Assumptions to watch out for
While our conclusion might prompt you to sell your STN shares immediately, there are two important assumptions you should be aware of. The first is that our “similar companies” are actually similar to STN, or else the difference in P/E might be a result of other factors. For example, if you compared higher growth firms with STN, then its P/E would naturally be lower since investors would reward its peers’ higher growth with a higher price. The second assumption that must hold true is that the stocks we are comparing STN to are fairly valued by the market. If this is violated, STN’s P/E may be lower than its peers as they are actually overvalued by investors.
What this means for you:
Are you a shareholder? Since you may have already conducted your due diligence on STN, the overvaluation of the stock may mean it is a good time to reduce your current holdings. But at the end of the day, keep in mind that relative valuation relies heavily on critical assumptions I’ve outlined above.

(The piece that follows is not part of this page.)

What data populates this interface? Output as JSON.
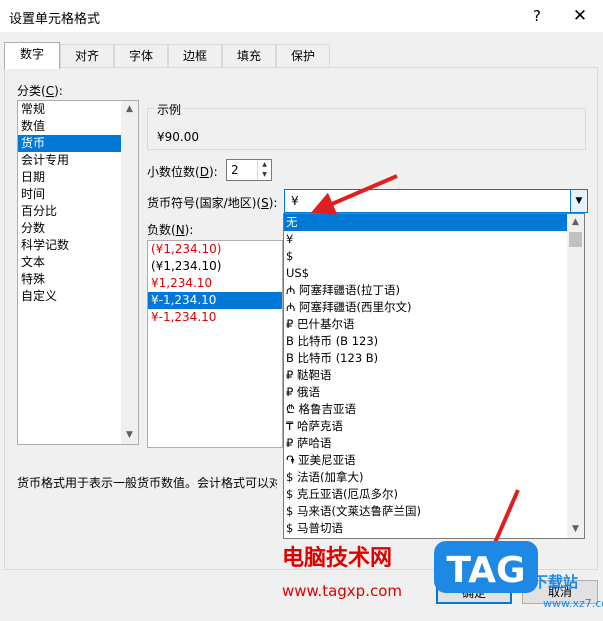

Are you a potential investor? If you are considering investing in STN, basing your decision on the PE metric at one point in time is certainly not sufficient. I recommend you do additional analysis by looking at its intrinsic valuation and using other relative valuation ratios like PEG or EV/EBITDA.
PE is one aspect of your portfolio construction to consider when holding or entering into a stock. But it is certainly not the only factor. Take a look at our most recent infographic report on Stantec for a more in-depth analysis of the stock to help you make a well-informed investment decision. Since we know a limitation of PE is it doesn’t properly account for growth, you can use our free platform to see my list of stocks with a high growth potential and see if their PE is still reasonable.
To help readers see pass the short term volatility of the financial market, we aim to bring you a long-term focused research analysis purely driven by fundamental data. Note that our analysis does not factor in the latest price sensitive company announcements.
The author is an independent contributor and at the time of publication had no position in the stocks mentioned.